According to the senator, business consultants claim that plans in other countries or those existing now only provide a minimum of five to eight years of tax abatement.

“We are giving away 20 years. What are we going to expect from the FTZ’s in the next 10 years?” he asked, noting a huge chunk of employment opportunities may yet be given to nonresident workers.

In the bill passed by the House of Representatives last month, legislators underscored the benefits of the proposal to attract new businesses, create jobs for local people, stir industrial and commercial activities on the island, as well as help diversify its economic base beyond tourism and garment manufacturing.

They also noted other opportunities to be made available to the CNMI with the establishment of such sites, including training for locals by highly-skilled and well-paid workers who will be hired by businesses within the zone.

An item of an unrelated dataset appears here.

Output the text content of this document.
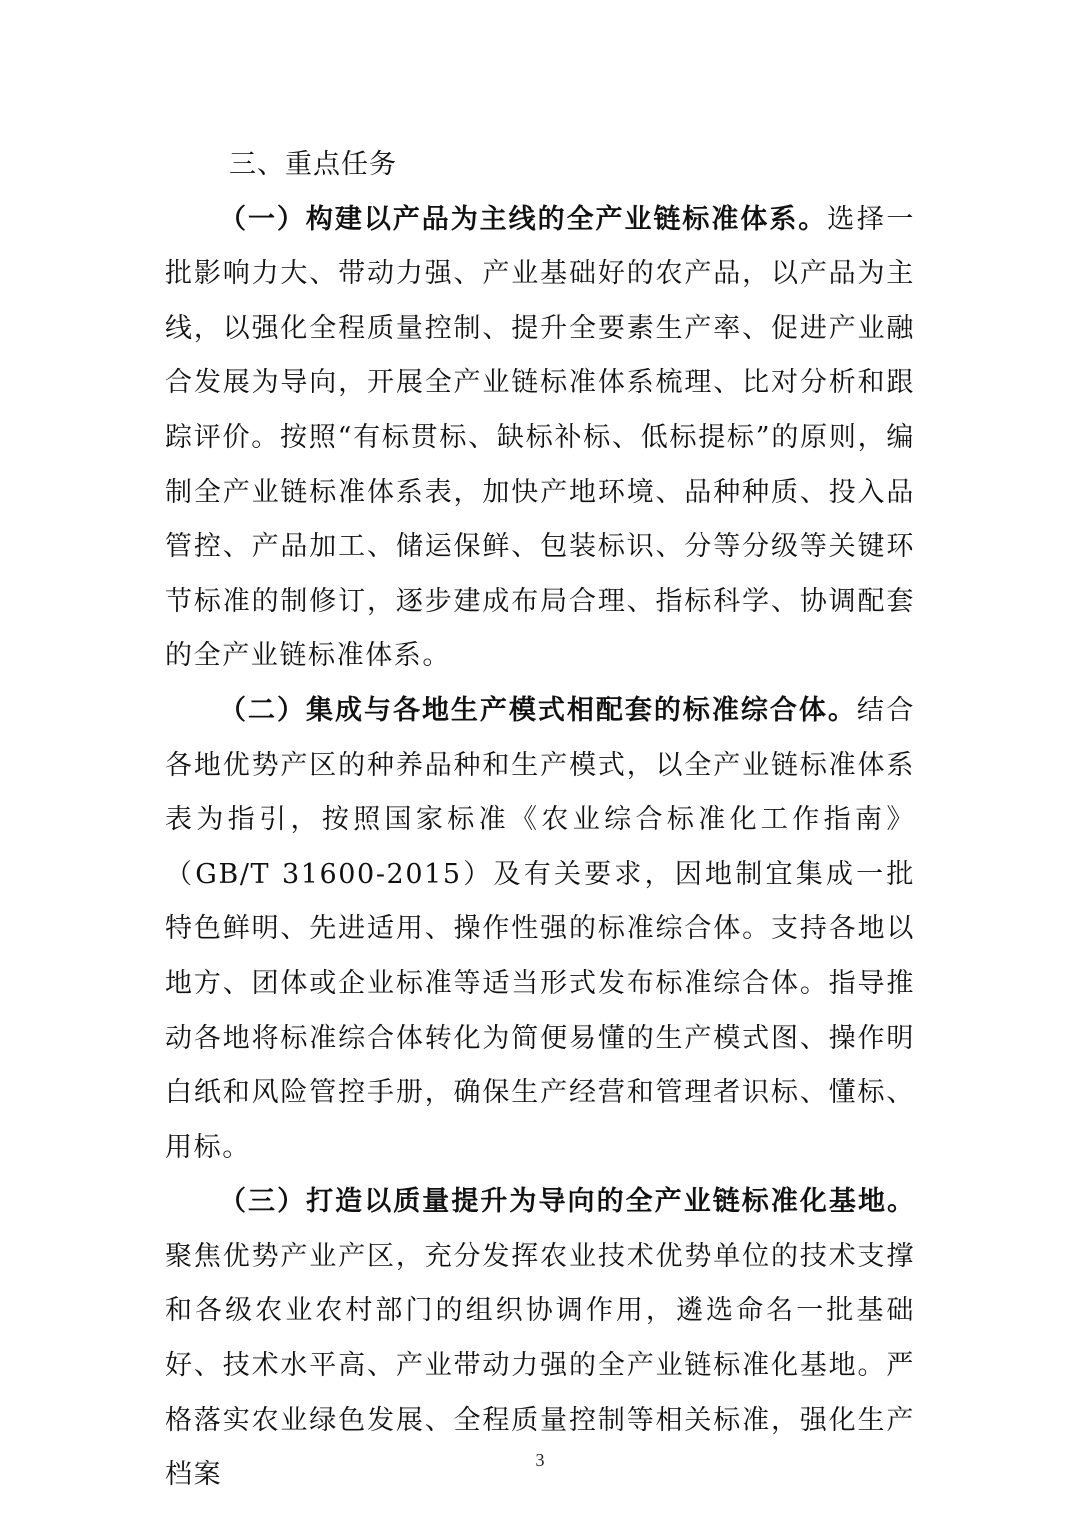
三、重点任务

（一）构建以产品为主线的全产业链标准体系。选择一批影响力大、带动力强、产业基础好的农产品，以产品为主线，以强化全程质量控制、提升全要素生产率、促进产业融合发展为导向，开展全产业链标准体系梳理、比对分析和跟踪评价。按照“有标贯标、缺标补标、低标提标”的原则，编制全产业链标准体系表，加快产地环境、品种种质、投入品管控、产品加工、储运保鲜、包装标识、分等分级等关键环节标准的制修订，逐步建成布局合理、指标科学、协调配套的全产业链标准体系。

（二）集成与各地生产模式相配套的标准综合体。结合各地优势产区的种养品种和生产模式，以全产业链标准体系表为指引，按照国家标准《农业综合标准化工作指南》（GB/T 31600-2015）及有关要求，因地制宜集成一批特色鲜明、先进适用、操作性强的标准综合体。支持各地以地方、团体或企业标准等适当形式发布标准综合体。指导推动各地将标准综合体转化为简便易懂的生产模式图、操作明白纸和风险管控手册，确保生产经营和管理者识标、懂标、用标。

（三）打造以质量提升为导向的全产业链标准化基地。聚焦优势产业产区，充分发挥农业技术优势单位的技术支撑和各级农业农村部门的组织协调作用，遴选命名一批基础好、技术水平高、产业带动力强的全产业链标准化基地。严格落实农业绿色发展、全程质量控制等相关标准，强化生产档案	3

But Villagomez said the skills required by these companies are not available on the island, and thus foreign workers will again be hired. “What is the guarantee that they will search from the available labor pool. It looks like they will just import nonresident workers,” he added.

He said he would meet with the subcommittee and other members of the Senate to address these concerns before acting on the measure. The bill has been approved on first reading in the upper house.

Villagomez initially lobbied other senators to defer final voting on the proposal precisely because of these questions, despite pressure from the administration to hasten its passage.

Introduced by House Speaker Diego T. Benavente last March, the legislation went through a three-month review by the joint House committees of Commerce and Tourism as well as Ways and Means to incorporate recommendations from the private sector and other public agencies.

It is envisioned as a milestone of Gov. Pedro P. Tenorio’s administration as the ambitious project was broached last year amid the worsening economic difficulties confronting the Commonwealth.

The subcommittee, which is part of the Task Force on Economic Revitalization composed of business leaders, public officials and lawmakers, fine-tuned the bill to come up with the proposal that would be workable on the island.